L’arrêté avait été signé par un adjoint délégué dont il n’était pas établi qu’il disposait d’une délégation régulièrement publiée. Le tribunal accueille sans hésitation le moyen tiré de l’incompétence du signataire. Ce rappel peut sembler élémentaire, mais les contentieux en matière d’ERP révèlent régulièrement cette négligence : les arrêtés de police sont parfois signés par des adjoints sans que la délégation, condition de validité de l’acte, soit versée au dossier ou même formalisée. La vigilance s’impose côté requérant comme côté collectivité.

Troisième enseignement : la commission de sécurité, un préalable obligatoire

Le tribunal retient également un vice de procédure substantiel. Les articles L. 143-3 et R. 143-45 du code de la construction et de l’habitation exigent que tout arrêté de fermeture d’un ERP soit précédé de l’avis de la commission de sécurité compétente. En l’espèce, cette consultation n’avait pas eu lieu. Le juge souligne que cette formalité constitue une garantie pour le destinataire de la mesure, notamment sur une question déterminante : l’établissement en cause, dépourvu de locaux d’hébergement, était-il seulement soumis à autorisation préalable d’ouverture ? C’est précisément cette question que la commission de sécurité aurait dû éclairer, et son absence d’intervention a privé le GRETA d’une protection procédurale essentielle.

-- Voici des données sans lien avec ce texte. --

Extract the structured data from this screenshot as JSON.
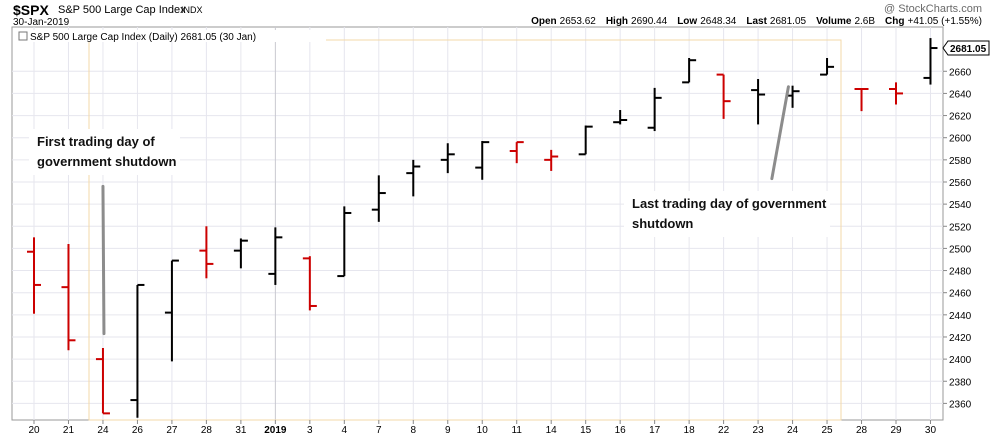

Cette décision illustre une erreur classique des autorités municipales : agir dans l’urgence en matière de police des ERP sans respecter le formalisme pourtant bien balisé par le code de la construction et de l’habitation. La procédure de fermeture n’est pas une simple mesure de bon sens administratif : elle obéit à un encadrement strict — délégation régulière, consultation préalable, mise en demeure préalable dont le non-respect fragilise irrémédiablement l’acte. Les exploitants d’établissements de formation ou d’enseignement confrontés à une telle décision ont tout intérêt à examiner systématiquement ces conditions formelles avant même d’aborder le fond.